Clinical validation of the dried blood spot analysis for antituberculosis drugs

Tuberculosis (TB) is caused by Mycobacterium tuberculosis and is a chronic
infectious disease. TB is one of the top three (with malaria and HIV/AIDS)
leading causes of death from a single infectious agent disease. Worldwide,
approximately 1.7 million deaths are attributed to TB annually. World Health
Organization (WHO) estimates that annually 9.2 millions new TB cases to occur.
The threat of TB is aggravated by co-infection with HIV (synergistic pandemic)
and multidrug-resistant TB (MDR-TB). These facts emphasise the importance of
new efforts for development of new TB diagnostic tests, new anti-tuberculosis
drugs and new effective anti-tuberculosis drug combination regimens. These aims
are however accessible just by a good treatment management strategies. Fully
supervised treatment (directly observed treatment * DOT) has been adopted by
WHO and the IUTLD as well as Stop-TB, and the Green-Light-Committee as an
essential element to secure appropriate adherence to therapy, but good
adherence to an inappropriate, or inappropriately dosed regimen is bound to
fail. Therefore, Therapeutic Drug Monitoring (TDM) is an important and powerful
element to safeguard management of TB, especially with MDR-TB (resistance
against the two most powerful drugs - isoniazide and rifampicin). Measurement
of the drug concentrations and its metabolites over time is the best way to
guide a treatment regimen. The classical way of measuring drug concentrations
is by venous blood sampling. However, venous blood sampling has disadvantages
which restrict TDM. A alternative for venous blood sampling as has been used
for an array of indications, with blood glucose measurements the most widely
used, is capillary (finger prick) blood sampling.
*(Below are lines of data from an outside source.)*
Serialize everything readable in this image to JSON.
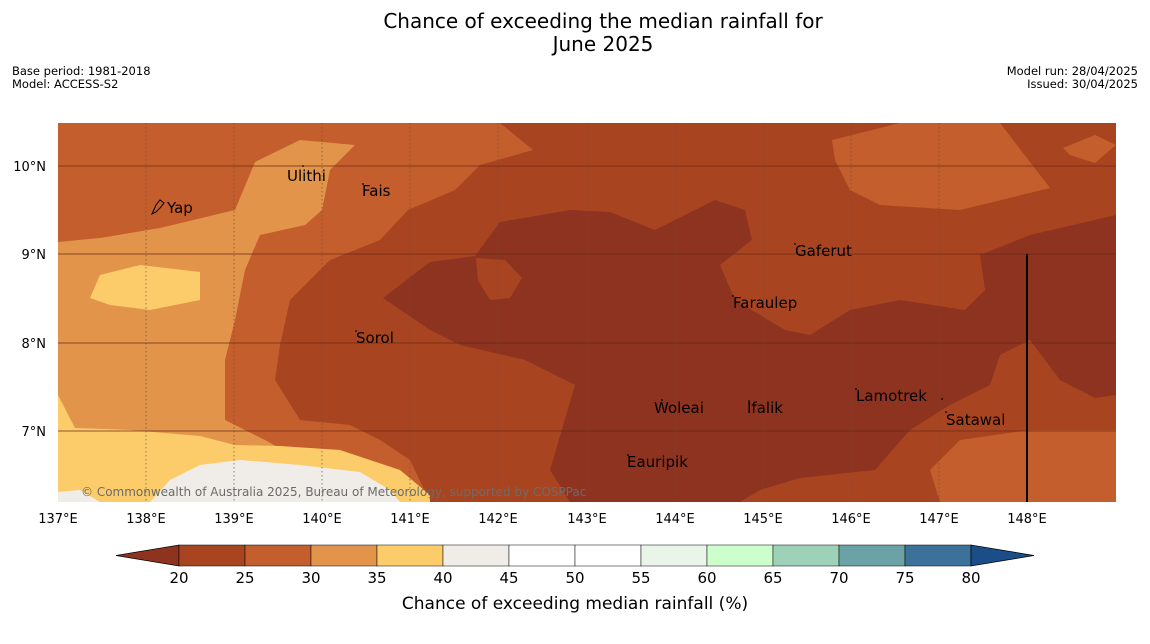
{
  "title_line1": "Chance of exceeding the median rainfall for",
  "title_line2": "June 2025",
  "meta": {
    "base_period": "Base period: 1981-2018",
    "model": "Model: ACCESS-S2",
    "model_run": "Model run: 28/04/2025",
    "issued": "Issued: 30/04/2025"
  },
  "copyright": "© Commonwealth of Australia 2025, Bureau of Meteorology, supported by COSPPac",
  "lon_labels": [
    "137°E",
    "138°E",
    "139°E",
    "140°E",
    "141°E",
    "142°E",
    "143°E",
    "144°E",
    "145°E",
    "146°E",
    "147°E",
    "148°E"
  ],
  "lat_labels": [
    "10°N",
    "9°N",
    "8°N",
    "7°N"
  ],
  "places": [
    {
      "name": "Yap"
    },
    {
      "name": "Ulithi"
    },
    {
      "name": "Fais"
    },
    {
      "name": "Gaferut"
    },
    {
      "name": "Faraulep"
    },
    {
      "name": "Sorol"
    },
    {
      "name": "Woleai"
    },
    {
      "name": "Ifalik"
    },
    {
      "name": "Lamotrek"
    },
    {
      "name": "Satawal"
    },
    {
      "name": "Eauripik"
    }
  ],
  "colorbar": {
    "ticks": [
      "20",
      "25",
      "30",
      "35",
      "40",
      "45",
      "50",
      "55",
      "60",
      "65",
      "70",
      "75",
      "80"
    ],
    "colors": [
      "#a84520",
      "#c55e2d",
      "#e2954a",
      "#fdcc6a",
      "#f0ede8",
      "#ffffff",
      "#ffffff",
      "#e8f5e8",
      "#ccffcc",
      "#9dd2b8",
      "#6aa2a5",
      "#3c7299"
    ],
    "low_color": "#8e3320",
    "high_color": "#1b4e88",
    "label": "Chance of exceeding median rainfall (%)"
  }
}
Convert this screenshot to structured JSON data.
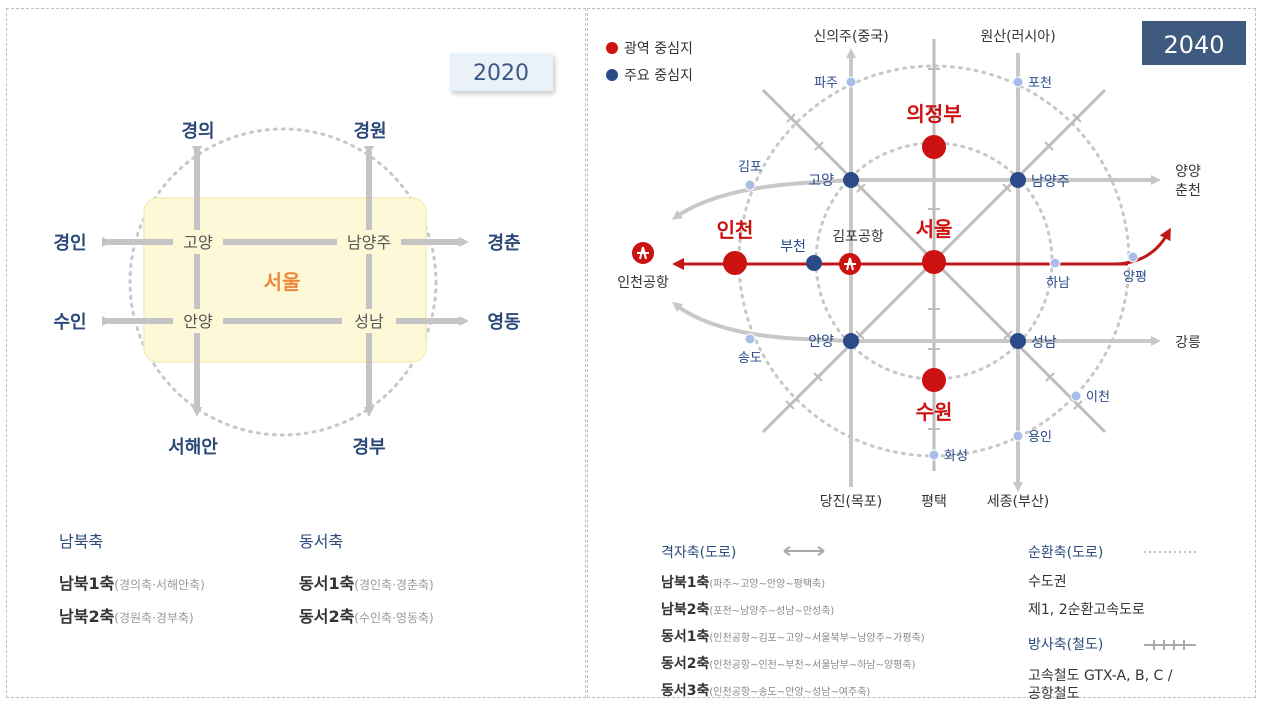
{
  "left": {
    "year": "2020",
    "center": "서울",
    "axes": {
      "top_left": "경의",
      "top_right": "경원",
      "left_top": "경인",
      "left_bottom": "수인",
      "right_top": "경춘",
      "right_bottom": "영동",
      "bottom_left": "서해안",
      "bottom_right": "경부"
    },
    "nodes": {
      "nw": "고양",
      "ne": "남양주",
      "sw": "안양",
      "se": "성남"
    },
    "legend": {
      "ns_title": "남북축",
      "ew_title": "동서축",
      "ns1": "남북1축",
      "ns1_detail": "(경의축·서해안축)",
      "ns2": "남북2축",
      "ns2_detail": "(경원축·경부축)",
      "ew1": "동서1축",
      "ew1_detail": "(경인축·경춘축)",
      "ew2": "동서2축",
      "ew2_detail": "(수인축·영동축)"
    }
  },
  "right": {
    "year": "2040",
    "key": {
      "red_label": "광역 중심지",
      "blue_label": "주요 중심지"
    },
    "colors": {
      "red": "#cc1111",
      "blue": "#2a4a8a",
      "light": "#9fb4e6",
      "arrow": "#c8c8c8",
      "year_bg": "#3e5a7e"
    },
    "top_ends": {
      "left": "신의주(중국)",
      "right": "원산(러시아)"
    },
    "bottom_ends": {
      "left": "당진(목포)",
      "mid": "평택",
      "right": "세종(부산)"
    },
    "right_ends": {
      "top": "양양",
      "top2": "춘천",
      "bottom": "강릉"
    },
    "left_end": "인천공항",
    "regional": {
      "north": "의정부",
      "center": "서울",
      "west": "인천",
      "south": "수원"
    },
    "major": {
      "goyang": "고양",
      "namyangju": "남양주",
      "anyang": "안양",
      "seongnam": "성남",
      "bucheon": "부천"
    },
    "minor": {
      "paju": "파주",
      "pocheon": "포천",
      "gimpo": "김포",
      "hanam": "하남",
      "yangpyeong": "양평",
      "songdo": "송도",
      "icheon": "이천",
      "yongin": "용인",
      "hwaseong": "화성"
    },
    "airport_label": "김포공항",
    "legend": {
      "grid_title": "격자축(도로)",
      "ring_title": "순환축(도로)",
      "ring_line1": "수도권",
      "ring_line2": "제1, 2순환고속도로",
      "radial_title": "방사축(철도)",
      "radial_line1": "고속철도 GTX-A, B, C /",
      "radial_line2": "공항철도",
      "rows": [
        {
          "name": "남북1축",
          "detail": "(파주~고양~안양~평택축)"
        },
        {
          "name": "남북2축",
          "detail": "(포천~남양주~성남~안성축)"
        },
        {
          "name": "동서1축",
          "detail": "(인천공항~김포~고양~서울북부~남양주~가평축)"
        },
        {
          "name": "동서2축",
          "detail": "(인천공항~인천~부천~서울남부~하남~양평축)"
        },
        {
          "name": "동서3축",
          "detail": "(인천공항~송도~안양~성남~여주축)"
        }
      ]
    }
  }
}
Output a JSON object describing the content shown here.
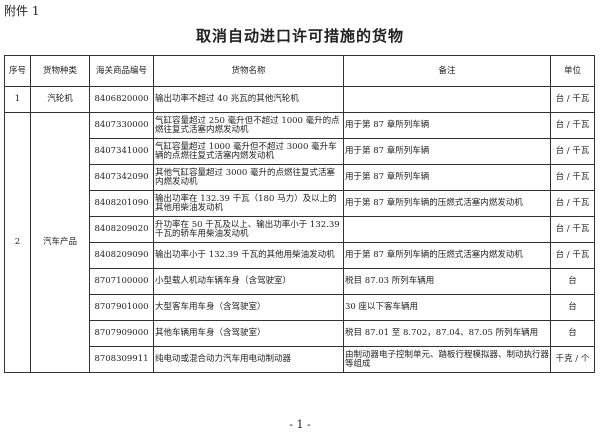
{
  "attachment": "附件 1",
  "title": "取消自动进口许可措施的货物",
  "headers": [
    "序号",
    "货物种类",
    "海关商品编号",
    "货物名称",
    "备注",
    "单位"
  ],
  "rows": [
    {
      "no": "1",
      "category": "汽轮机",
      "code": "8406820000",
      "name": "输出功率不超过 40 兆瓦的其他汽轮机",
      "remark": "",
      "unit": "台 / 千瓦"
    },
    {
      "no": "2",
      "category": "汽车产品",
      "code": "8407330000",
      "name": "气缸容量超过 250 毫升但不超过 1000 毫升的点燃往复式活塞内燃发动机",
      "remark": "用于第 87 章所列车辆",
      "unit": "台 / 千瓦"
    },
    {
      "code": "8407341000",
      "name": "气缸容量超过 1000 毫升但不超过 3000 毫升车辆的点燃往复式活塞内燃发动机",
      "remark": "用于第 87 章所列车辆",
      "unit": "台 / 千瓦"
    },
    {
      "code": "8407342090",
      "name": "其他气缸容量超过 3000 毫升的点燃往复式活塞内燃发动机",
      "remark": "用于第 87 章所列车辆",
      "unit": "台 / 千瓦"
    },
    {
      "code": "8408201090",
      "name": "输出功率在 132.39 千瓦（180 马力）及以上的其他用柴油发动机",
      "remark": "用于第 87 章所列车辆的压燃式活塞内燃发动机",
      "unit": "台 / 千瓦"
    },
    {
      "code": "8408209020",
      "name": "升功率在 50 千瓦及以上、输出功率小于 132.39 千瓦的轿车用柴油发动机",
      "remark": "",
      "unit": "台 / 千瓦"
    },
    {
      "code": "8408209090",
      "name": "输出功率小于 132.39 千瓦的其他用柴油发动机",
      "remark": "用于第 87 章所列车辆的压燃式活塞内燃发动机",
      "unit": "台 / 千瓦"
    },
    {
      "code": "8707100000",
      "name": "小型载人机动车辆车身（含驾驶室）",
      "remark": "税目 87.03 所列车辆用",
      "unit": "台"
    },
    {
      "code": "8707901000",
      "name": "大型客车用车身（含驾驶室）",
      "remark": "30 座以下客车辆用",
      "unit": "台"
    },
    {
      "code": "8707909000",
      "name": "其他车辆用车身（含驾驶室）",
      "remark": "税目 87.01 至 8.702，87.04、87.05 所列车辆用",
      "unit": "台"
    },
    {
      "code": "8708309911",
      "name": "纯电动或混合动力汽车用电动制动器",
      "remark": "由制动器电子控制单元、踏板行程模拟器、制动执行器等组成",
      "unit": "千克 / 个"
    }
  ],
  "footer": "- 1 -"
}
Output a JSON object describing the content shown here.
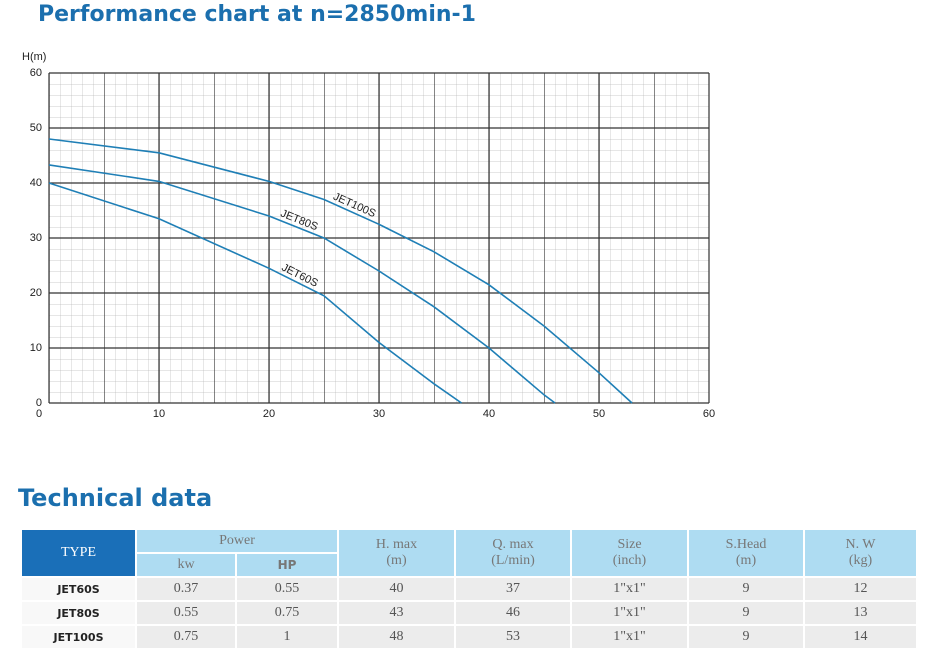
{
  "chart_data": {
    "type": "line",
    "title": "Performance chart at n=2850min-1",
    "y_label": "H(m)",
    "xlim": [
      0,
      60
    ],
    "xticks": [
      0,
      10,
      20,
      30,
      40,
      50,
      60
    ],
    "ylim": [
      0,
      60
    ],
    "yticks": [
      0,
      10,
      20,
      30,
      40,
      50,
      60
    ],
    "grid": true,
    "series": [
      {
        "name": "JET100S",
        "color": "#1f7fb6",
        "x": [
          0,
          10,
          20,
          25,
          30,
          35,
          40,
          45,
          50,
          53
        ],
        "values": [
          48,
          45.5,
          40.3,
          37,
          32.5,
          27.5,
          21.5,
          14,
          5.5,
          0
        ]
      },
      {
        "name": "JET80S",
        "color": "#1f7fb6",
        "x": [
          0,
          10,
          20,
          25,
          30,
          35,
          40,
          45,
          46
        ],
        "values": [
          43.3,
          40.3,
          34,
          30,
          24,
          17.5,
          10,
          1.5,
          0
        ]
      },
      {
        "name": "JET60S",
        "color": "#1f7fb6",
        "x": [
          0,
          10,
          20,
          25,
          30,
          35,
          37.5
        ],
        "values": [
          40,
          33.5,
          24.5,
          19.5,
          11,
          3.5,
          0
        ]
      }
    ]
  },
  "table": {
    "title": "Technical data",
    "header": {
      "type": "TYPE",
      "power": "Power",
      "kw": "kw",
      "hp": "HP",
      "hmax": [
        "H. max",
        "(m)"
      ],
      "qmax": [
        "Q. max",
        "(L/min)"
      ],
      "size": [
        "Size",
        "(inch)"
      ],
      "shead": [
        "S.Head",
        "(m)"
      ],
      "nw": [
        "N. W",
        "(kg)"
      ]
    },
    "rows": [
      [
        "JET60S",
        0.37,
        0.55,
        40,
        37,
        "1\"x1\"",
        9,
        12
      ],
      [
        "JET80S",
        0.55,
        0.75,
        43,
        46,
        "1\"x1\"",
        9,
        13
      ],
      [
        "JET100S",
        0.75,
        1,
        48,
        53,
        "1\"x1\"",
        9,
        14
      ]
    ]
  }
}
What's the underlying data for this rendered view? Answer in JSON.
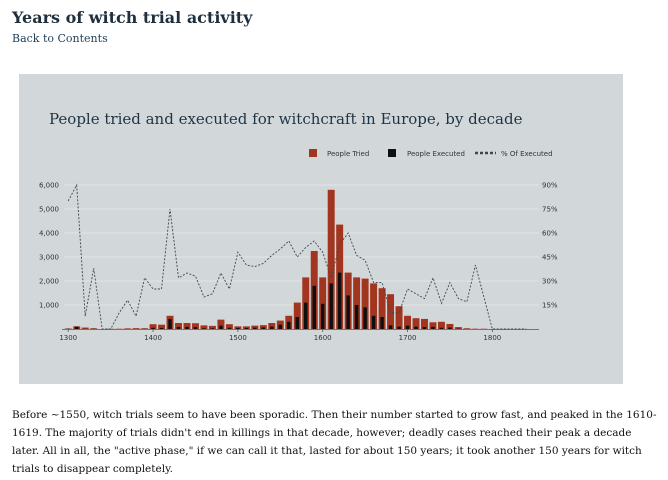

If applied to measurements of
blood drug concentrations this would greatly simplify TDM, and it would
conceivably improve the applicability of TDM as well as pharmacokinetic
research in important areas like MDR-TB.
Assays based on finger prick blood sampling, which is named Dried Blood Spot
(DBS) analysis, seems to solve some of issues of conventional blood sampling.
In this method, a small amount of capillary blood from the finger tip of a
patient is taken (by creating a prick by sterile lancet, or automatic
disposable lancet) and collected onto special filter paper. This method is more
patient friendly than a vena puncture. The blood drop will be absorbed onto
paper and dried under room condition creating DBS which is more suitable for
storage, transportation than conventional liquids like plasma because of its
stability.

The objective of this study is to validate drug concentration measurement using
DBS by comparing the results of blood samples routinely withdrawn from venous
blood versus withdrawn by finger prick and transferred to filter paper to make
dried blood spots.
TB drugs that are of interest for this study are: isoniazide, rifampicin,
ethambutol, pyrazinamide, amikacin, kanamycin, moxifloxacin, clarithromycin and
linezolid.

This is a prospective observational study to compare DBS with routine sampling.
The venous blood samples are collected from patients who have routinely TDM of
ATB drugs. Parallel with the sampling of venous blood (max. 4 ml) a finger
prink blood (0.1 ml) will be taken to make a DBS. At the same time with venous
blood sampling, DBS sample will be taken from patient's finger prick by medical
staff. A DBS will be produced from venous samples (about 0.05 ml) to evaluate
the differences between the drug concentration in venous blood and capillary
blood. These samples will be stored at -80C with a QC sample and analyzed by a
validate method. The results from the two methods will be compared to evaluate
whether DBS method is reliable for routine TDM and clinical pharmacokinetics
studies.

Patients may experience some discomfort from the finger prick. But as this
method is widely applied for glucose monitoring in diabetic patients and INR
control in patients using anticoagulants, discomfort is estimated to be mild.
There are no advantages for the participant in this study.